LONDON - The publisher of the Wall Street Journal pledged Friday to fight an injunction preventing publication of the names of traders who may be implicated in the rate-rigging case involving the London interbank offered rate, or LIBOR.
Dow Jones & Co. said it had published on several of its platforms the names of about two dozen traders and brokers whom British prosecutors are expected to identify. The journal says the story noted that the list could change, and inclusion didn't mean the individuals would be charged with a crime.
"This injunction is a serious affront to press freedom," the company said in a statement. "We have been left with no choice but to remove the previously published story from WSJ.com and to withhold publication from the print edition of The Wall Street Journal Europe. However, we will continue to vigorously fight the injunction in the coming days."

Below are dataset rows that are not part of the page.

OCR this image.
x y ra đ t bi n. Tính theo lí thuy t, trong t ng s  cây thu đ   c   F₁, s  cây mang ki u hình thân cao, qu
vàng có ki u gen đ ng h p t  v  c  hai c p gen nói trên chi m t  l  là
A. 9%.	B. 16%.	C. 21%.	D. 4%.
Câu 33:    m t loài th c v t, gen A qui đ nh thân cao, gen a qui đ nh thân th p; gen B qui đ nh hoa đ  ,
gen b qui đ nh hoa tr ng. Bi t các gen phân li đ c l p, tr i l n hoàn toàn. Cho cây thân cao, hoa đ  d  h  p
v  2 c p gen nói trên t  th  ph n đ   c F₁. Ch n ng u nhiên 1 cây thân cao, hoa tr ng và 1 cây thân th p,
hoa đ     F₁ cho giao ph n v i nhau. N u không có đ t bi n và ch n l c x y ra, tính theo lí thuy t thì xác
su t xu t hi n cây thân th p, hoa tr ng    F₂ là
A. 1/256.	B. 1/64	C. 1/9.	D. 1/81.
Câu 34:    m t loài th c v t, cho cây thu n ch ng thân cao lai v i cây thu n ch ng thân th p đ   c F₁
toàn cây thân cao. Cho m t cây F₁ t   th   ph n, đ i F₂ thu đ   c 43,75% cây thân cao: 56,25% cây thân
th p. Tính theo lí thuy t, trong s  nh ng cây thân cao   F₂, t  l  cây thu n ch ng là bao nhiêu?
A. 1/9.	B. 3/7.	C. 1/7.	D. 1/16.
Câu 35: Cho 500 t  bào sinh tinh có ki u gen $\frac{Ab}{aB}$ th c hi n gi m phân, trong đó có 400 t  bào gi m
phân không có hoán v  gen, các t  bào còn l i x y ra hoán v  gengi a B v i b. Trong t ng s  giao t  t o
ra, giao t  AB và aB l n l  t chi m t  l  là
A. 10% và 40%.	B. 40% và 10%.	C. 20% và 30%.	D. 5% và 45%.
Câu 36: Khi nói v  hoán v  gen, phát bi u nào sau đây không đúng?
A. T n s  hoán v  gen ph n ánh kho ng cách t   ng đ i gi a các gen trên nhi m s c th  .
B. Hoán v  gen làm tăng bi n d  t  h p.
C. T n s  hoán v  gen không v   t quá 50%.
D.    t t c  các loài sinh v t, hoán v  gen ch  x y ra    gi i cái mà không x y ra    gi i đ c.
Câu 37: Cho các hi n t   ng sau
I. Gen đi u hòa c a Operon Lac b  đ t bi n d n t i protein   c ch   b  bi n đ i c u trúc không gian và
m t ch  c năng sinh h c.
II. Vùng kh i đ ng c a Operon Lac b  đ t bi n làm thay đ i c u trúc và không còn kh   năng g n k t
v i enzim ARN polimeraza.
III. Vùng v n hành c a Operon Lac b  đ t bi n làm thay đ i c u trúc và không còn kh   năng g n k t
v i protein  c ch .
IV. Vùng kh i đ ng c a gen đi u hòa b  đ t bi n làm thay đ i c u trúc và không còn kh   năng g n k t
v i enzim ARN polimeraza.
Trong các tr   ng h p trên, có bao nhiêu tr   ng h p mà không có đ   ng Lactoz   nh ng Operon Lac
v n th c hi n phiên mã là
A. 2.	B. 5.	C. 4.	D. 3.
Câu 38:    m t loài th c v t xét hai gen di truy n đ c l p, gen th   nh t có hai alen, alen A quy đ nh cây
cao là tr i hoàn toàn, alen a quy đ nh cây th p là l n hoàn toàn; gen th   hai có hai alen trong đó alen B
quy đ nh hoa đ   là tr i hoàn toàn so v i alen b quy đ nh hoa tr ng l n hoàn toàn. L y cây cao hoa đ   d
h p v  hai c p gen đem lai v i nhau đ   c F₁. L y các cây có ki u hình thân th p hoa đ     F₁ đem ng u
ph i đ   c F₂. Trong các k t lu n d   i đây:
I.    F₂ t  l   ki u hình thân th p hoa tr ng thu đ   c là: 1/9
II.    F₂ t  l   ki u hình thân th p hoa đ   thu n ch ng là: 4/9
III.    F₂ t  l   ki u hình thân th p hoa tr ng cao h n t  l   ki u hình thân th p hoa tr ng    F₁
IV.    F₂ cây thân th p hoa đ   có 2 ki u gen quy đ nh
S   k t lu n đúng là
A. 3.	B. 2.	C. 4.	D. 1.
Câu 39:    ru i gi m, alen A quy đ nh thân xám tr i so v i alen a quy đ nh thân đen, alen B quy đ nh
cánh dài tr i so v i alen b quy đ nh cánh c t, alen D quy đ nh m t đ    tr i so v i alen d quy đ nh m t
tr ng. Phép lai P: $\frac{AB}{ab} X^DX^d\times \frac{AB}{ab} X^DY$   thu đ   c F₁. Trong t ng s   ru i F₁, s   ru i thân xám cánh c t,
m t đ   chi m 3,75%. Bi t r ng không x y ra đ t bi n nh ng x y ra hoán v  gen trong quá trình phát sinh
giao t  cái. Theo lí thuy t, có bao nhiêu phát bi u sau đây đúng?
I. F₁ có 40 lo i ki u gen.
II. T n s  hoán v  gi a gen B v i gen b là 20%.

The order applies to publication in England and Wales. The newspaper's article on the issue said that while the story was taken down from its website, it appeared in print editions of the newspaper published in the United States and in Asia.
British authorities routinely impose reporting restrictions to safeguard rights of defendants and to prevent the emergence of details that could derail investigations.
The order was issued on an interim basis until a court hearing at London's Southwark Crown Court next week.
LIBOR is a benchmark rate that underpins trillions of dollars in transactions all over the world. It is an average measuring how much banks expect to charge each other for loans. It is used in calculating borrowing costs of loans and investments such as bonds, auto loans and derivatives.
The scandal shook the financial world when it emerged that banks — including Royal Bank of Scotland, Barclays and UBS — were submitting false data to gain market advantages.